The study was classified as “high risk of bias” when at least one domain was judged as being at high risk of bias. The study was classified as “low risk of bias” when all domains were at low risk of bias, and the study was classified as “unclear risk of bias” when there were not sufficient details to provide a definite conclusion.
Summary measures and synthesis of the results
For all the evaluated outcomes, data from the eligible studies were dichotomized into alpha vs. bravo/charlie for all meta-analyses when USPHS criteria were used [14]. When FDI criteria were used, the data were also dichotomized into success (score 1) vs. failure (scores 2–5). For each study, the risk difference (RD) and the 95% confidence interval (CI) were calculated. The meta-analyses were performed on all studies from which the information could be extracted using the random-effects model. Cochran Q test, I2 statistics, and prediction interval (for meta-analysis with more than five studies) were used to assess statistical heterogeneity. All analyses were performed with RevMan software (Review Manager v5.4; The Cochrane Collaboration). Among the included studies, different follow-ups were published; thus, the data was merged within similar follow-up time ranges for the purpose of the meta-analysis.
Assessment of the certainty of evidence using GRADE
The certainty of the evidence was graded for each outcome across studies (body of evidence) using the Grading of Recommendations: Assessment, Development and Evaluation (GRADE) (http://www.gradeworkinggroup.org/) to determine the overall strength of evidence for each meta-analysis. The GRADE approach is used to contextualize or justify intervention recommendations with four levels of evidence quality, ranging from high to very low.
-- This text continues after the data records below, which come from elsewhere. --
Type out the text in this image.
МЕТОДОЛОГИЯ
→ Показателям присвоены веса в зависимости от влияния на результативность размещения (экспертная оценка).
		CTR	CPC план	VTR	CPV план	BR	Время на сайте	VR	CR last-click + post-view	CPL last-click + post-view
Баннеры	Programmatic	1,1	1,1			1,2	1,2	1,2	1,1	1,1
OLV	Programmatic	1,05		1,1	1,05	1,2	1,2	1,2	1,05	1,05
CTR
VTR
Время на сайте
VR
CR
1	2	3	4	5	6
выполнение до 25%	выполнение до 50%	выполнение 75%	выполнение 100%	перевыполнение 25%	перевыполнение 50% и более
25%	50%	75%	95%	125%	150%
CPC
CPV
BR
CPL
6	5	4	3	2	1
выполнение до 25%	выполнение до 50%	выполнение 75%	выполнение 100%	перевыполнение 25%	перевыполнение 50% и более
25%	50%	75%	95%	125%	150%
The GRADE approach begins with the study design (RCTs or observational studies) and then addresses five reasons (risk of bias, imprecision, inconsistency, indirectness of evidence, and publication bias) to possibly rate down the quality of the evidence (one or two levels) and three to possibly rate up the quality (large effect; management of confounding factors; dose–response gradient). Each one of these topics was assessed as “no limitation,” “serious limitations,” and “very serious limitations” to allow categorization of the quality of the evidence for each outcome into high, moderate, low, and very low. The “high quality” suggests with good confidence that the true effect lies close to the estimate of the effect, whereas “very low quality” suggests poor confidence in the effect estimate, meaning the estimate reported can be substantially different from the actual effect.
Results
Characteristics of the selected studies
After the database screening and removal of duplicates, 1646 studies were identified (Fig. 1). After title and abstract screening, 630 studies remained. This number was reduced to 25 after application of the eligibility criteria of the full texts. Among them, four were excluded due to the following reasons: (1) in vitro study [15], (2) retrospective study [16], (3) study performed on primary teeth [17], and (4) the study did not use the bulk-filling technique [18]. Twenty-one articles were eligible for the qualitative analysis [19,20,21,22,23,24,25,26,27,28,29,30,31,32,33,34,35,36,37,38,39]. Of these, seven articles were longer follow-ups of previous articles [22, 25, 31,32,33, 35, 36], so that a total of 14 studies remained for evaluation.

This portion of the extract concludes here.